La Monte Young was born in Bern, Idaho in 1935. He began his music studies in Los Angeles and later Berkeley, California before relocating to New York City in 1960, where he became a primary influence on Minimalism, the Fluxus movement and performance art through his legendary compositions of extended time durations and the development of just intonation and rational number based tuning systems.

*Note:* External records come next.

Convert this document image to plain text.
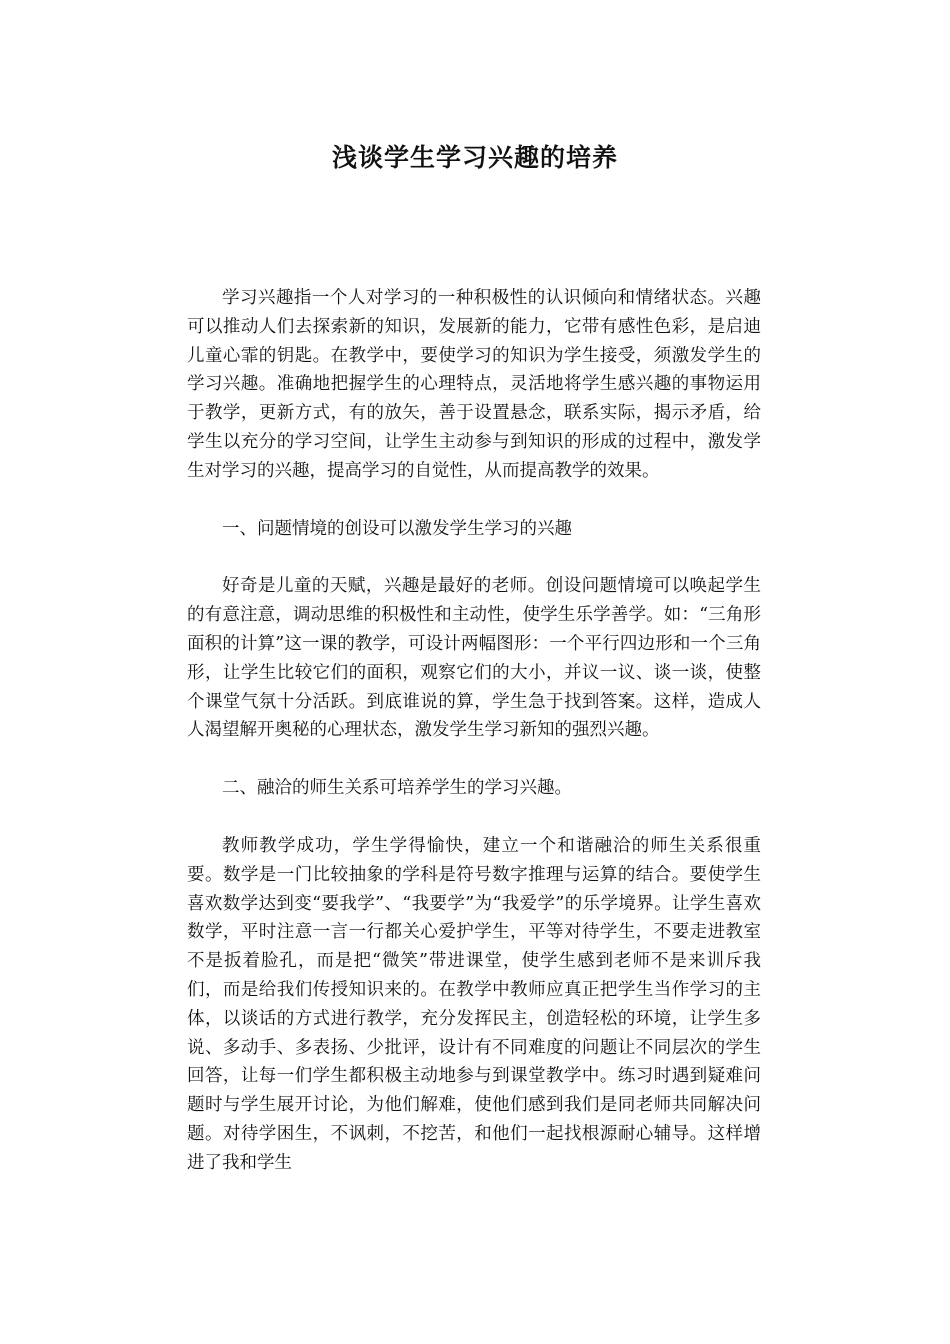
浅谈学生学习兴趣的培养

学习兴趣指一个人对学习的一种积极性的认识倾向和情绪状态。兴趣可以推动人们去探索新的知识，发展新的能力，它带有感性色彩，是启迪儿童心霏的钥匙。在教学中，要使学习的知识为学生接受，须激发学生的学习兴趣。准确地把握学生的心理特点，灵活地将学生感兴趣的事物运用于教学，更新方式，有的放矢，善于设置悬念，联系实际，揭示矛盾，给学生以充分的学习空间，让学生主动参与到知识的形成的过程中，激发学生对学习的兴趣，提高学习的自觉性，从而提高教学的效果。

一、问题情境的创设可以激发学生学习的兴趣

好奇是儿童的天赋，兴趣是最好的老师。创设问题情境可以唤起学生的有意注意，调动思维的积极性和主动性，使学生乐学善学。如：“三角形面积的计算”这一课的教学，可设计两幅图形：一个平行四边形和一个三角形，让学生比较它们的面积，观察它们的大小，并议一议、谈一谈，使整个课堂气氛十分活跃。到底谁说的算，学生急于找到答案。这样，造成人人渴望解开奥秘的心理状态，激发学生学习新知的强烈兴趣。

二、融洽的师生关系可培养学生的学习兴趣。

教师教学成功，学生学得愉快，建立一个和谐融洽的师生关系很重要。数学是一门比较抽象的学科是符号数字推理与运算的结合。要使学生喜欢数学达到变“要我学”、“我要学”为“我爱学”的乐学境界。让学生喜欢数学，平时注意一言一行都关心爱护学生，平等对待学生，不要走进教室不是扳着脸孔，而是把“微笑”带进课堂，使学生感到老师不是来训斥我们，而是给我们传授知识来的。在教学中教师应真正把学生当作学习的主体，以谈话的方式进行教学，充分发挥民主，创造轻松的环境，让学生多说、多动手、多表扬、少批评，设计有不同难度的问题让不同层次的学生回答，让每一们学生都积极主动地参与到课堂教学中。练习时遇到疑难问题时与学生展开讨论，为他们解难，使他们感到我们是同老师共同解决问题。对待学困生，不讽刺，不挖苦，和他们一起找根源耐心辅导。这样增进了我和学生
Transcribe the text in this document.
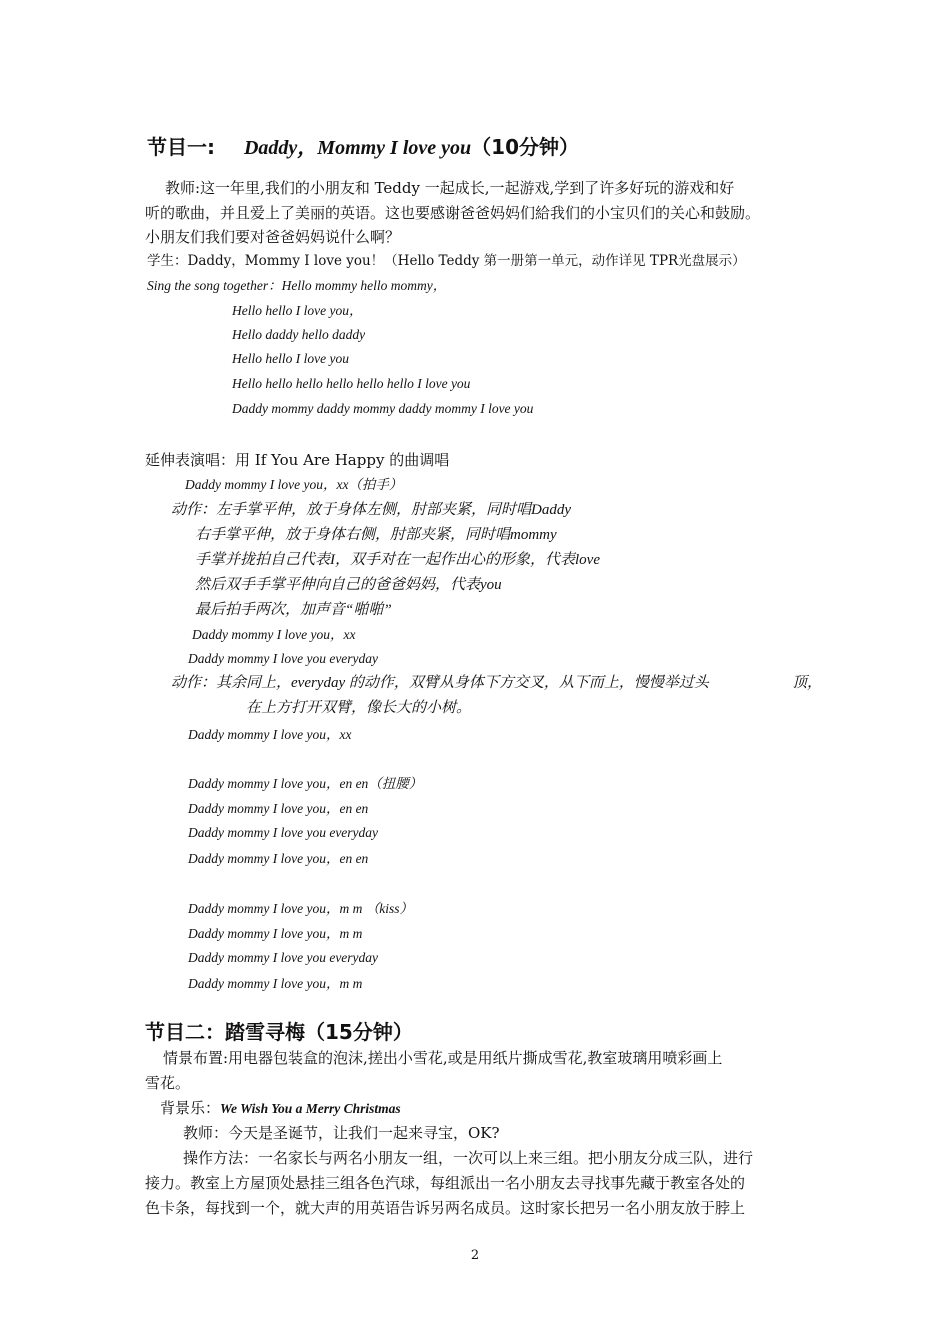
节目一: Daddy，Mommy I love you（10分钟）
教师:这一年里,我们的小朋友和 Teddy 一起成长,一起游戏,学到了许多好玩的游戏和好
听的歌曲，并且爱上了美丽的英语。这也要感谢爸爸妈妈们給我们的小宝贝们的关心和鼓励。
小朋友们我们要对爸爸妈妈说什么啊？
学生：Daddy，Mommy I love you！（Hello Teddy 第一册第一单元，动作详见 TPR光盘展示）
Sing the song together：Hello mommy hello mommy，
Hello hello I love you，
Hello daddy hello daddy
Hello hello I love you
Hello hello hello hello hello hello I love you
Daddy mommy daddy mommy daddy mommy I love you
延伸表演唱：用 If You Are Happy 的曲调唱
Daddy mommy I love you，xx（拍手）
动作：左手掌平伸，放于身体左侧，肘部夹紧，同时唱Daddy
右手掌平伸，放于身体右侧，肘部夹紧，同时唱mommy
手掌并拢拍自己代表I，双手对在一起作出心的形象，代表love
然后双手手掌平伸向自己的爸爸妈妈，代表you
最后拍手两次，加声音“啪啪”
Daddy mommy I love you，xx
Daddy mommy I love you everyday
动作：其余同上，everyday 的动作，双臂从身体下方交叉，从下而上，慢慢举过头	顶，
在上方打开双臂，像长大的小树。
Daddy mommy I love you，xx
Daddy mommy I love you，en en（扭腰）
Daddy mommy I love you，en en
Daddy mommy I love you everyday
Daddy mommy I love you，en en
Daddy mommy I love you，m m （kiss）
Daddy mommy I love you，m m
Daddy mommy I love you everyday
Daddy mommy I love you，m m
节目二：踏雪寻梅（15分钟）
情景布置:用电器包装盒的泡沫,搓出小雪花,或是用纸片撕成雪花,教室玻璃用喷彩画上
雪花。
背景乐：We Wish You a Merry Christmas
教师：今天是圣诞节，让我们一起来寻宝，OK?
操作方法：一名家长与两名小朋友一组，一次可以上来三组。把小朋友分成三队，进行
接力。教室上方屋顶处悬挂三组各色汽球，每组派出一名小朋友去寻找事先藏于教室各处的
色卡条，每找到一个，就大声的用英语告诉另两名成员。这时家长把另一名小朋友放于脖上
2
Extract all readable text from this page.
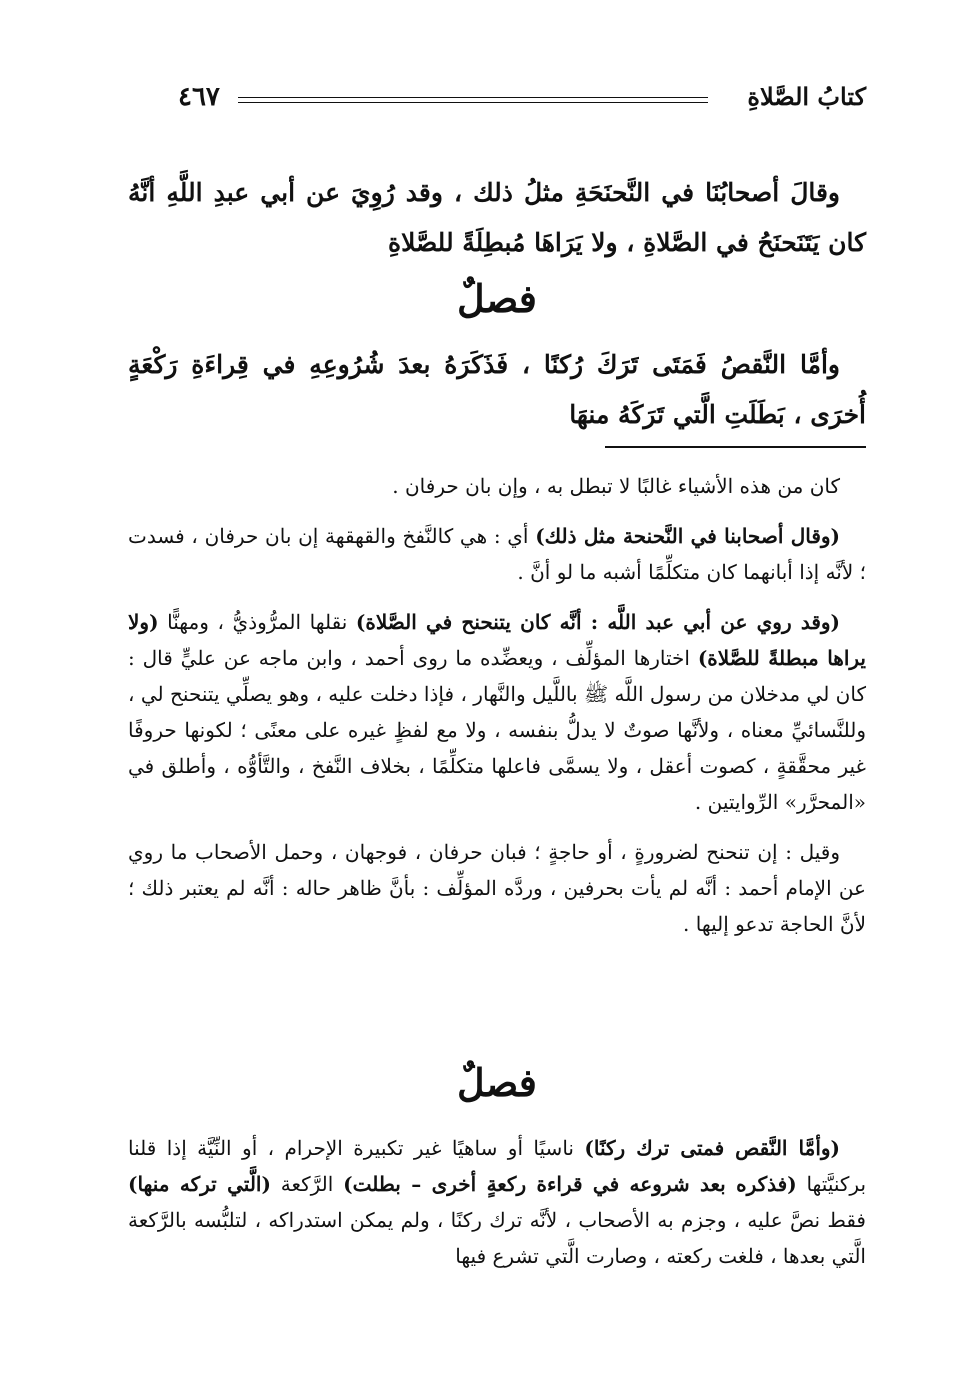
كتابُ الصَّلاةِ
٤٦٧

وقالَ أصحابُنَا في النَّحنَحَةِ مثلُ ذلك ، وقد رُوِيَ عن أبي عبدِ اللَّهِ أنَّهُ كان يَتَنَحنَحُ في الصَّلاةِ ، ولا يَرَاهَا مُبطِلَةً للصَّلاةِ

فصلٌ

وأمَّا النَّقصُ فَمَتَى تَرَكَ رُكنًا ، فَذَكَرَهُ بعدَ شُرُوعِهِ في قِراءَةِ رَكْعَةٍ أُخرَى ، بَطَلَتِ الَّتي تَرَكَهُ منهَا

كان من هذه الأشياء غالبًا لا تبطل به ، وإن بان حرفان .

(وقال أصحابنا في النَّحنحة مثل ذلك) أي : هي كالنَّفخ والقهقهة إن بان حرفان ، فسدت ؛ لأنَّه إذا أبانهما كان متكلِّمًا أشبه ما لو أنَّ .

(وقد روي عن أبي عبد اللَّه : أنَّه كان يتنحنح في الصَّلاة) نقلها المرُّوذيُّ ، ومهنًّا (ولا يراها مبطلةً للصَّلاة) اختارها المؤلِّف ، ويعضِّده ما روى أحمد ، وابن ماجه عن عليٍّ قال : كان لي مدخلان من رسول اللَّه ﷺ باللَّيل والنَّهار ، فإذا دخلت عليه ، وهو يصلِّي يتنحنح لي ، وللنَّسائيِّ معناه ، ولأنَّها صوتٌ لا يدلُّ بنفسه ، ولا مع لفظٍ غيره على معنًى ؛ لكونها حروفًا غير محقَّقةٍ ، كصوت أعقل ، ولا يسمَّى فاعلها متكلِّمًا ، بخلاف النَّفخ ، والتَّأوُّه ، وأطلق في «المحرَّر» الرِّوايتين .

وقيل : إن تنحنح لضرورةٍ ، أو حاجةٍ ؛ فبان حرفان ، فوجهان ، وحمل الأصحاب ما روي عن الإمام أحمد : أنَّه لم يأت بحرفين ، وردَّه المؤلِّف : بأنَّ ظاهر حاله : أنَّه لم يعتبر ذلك ؛ لأنَّ الحاجة تدعو إليها .

فصلٌ

(وأمَّا النَّقص فمتى ترك ركنًا) ناسيًا أو ساهيًا غير تكبيرة الإحرام ، أو النِّيَّة إذا قلنا بركنيَّتها (فذكره بعد شروعه في قراءة ركعةٍ أخرى – بطلت) الرَّكعة (الَّتي تركه منها) فقط نصَّ عليه ، وجزم به الأصحاب ، لأنَّه ترك ركنًا ، ولم يمكن استدراكه ، لتلبُّسه بالرَّكعة الَّتي بعدها ، فلغت ركعته ، وصارت الَّتي تشرع فيها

With his collaborator since 1962, artist Marian Zazeela, they would formulate the composite sound environments of the Dream House, which continues to this day.
Seeing reissue for the first time since its initial 1969 release, Young and Zazeela’s first full-length album is often referred to as “The Black Record” due to Zazeela’s stunning cover design, complete with the composer’s liner notes in elegant hand-lettered script.
Side one was recorded in 1969 (on the date and time indicated by the title) at the gallery of Heiner Friedrich in Munich, where Young and Zazeela premiered their Dream House sound and light installation. Featuring Young and Zazeela’s voices against a sine wave drone, the recording is a section of the longer composition Map of 49’s Dream the Two Systems of Eleven Sets of Galactic Intervals Ornamental Lightyears Tracery (begun in 1966 as a sub-section of the even larger work The Tortoise, His Dreams and Journeys, which was begun in 1964 with Young’s group The Theatre of Eternal Music). According to Young, the raga-like melodic phrases of his voice were heavily influenced by his future teacher, the Hindustani singer Pandit Pran Nath.
Side two, recorded in Young and Zazeela’s NYC studio in 1964, is a section of the longer composition Studies in the Bowed Disc. This composition is an extended, highly abstract noise piece for bowed gong (gifted by sculptor Robert Morris). The liner notes explain that the live performance can be heard at 33 and 1/3 RPM, but may also be played at any slower speed down to 8 and 1/3 RPM for turntables with this capacity.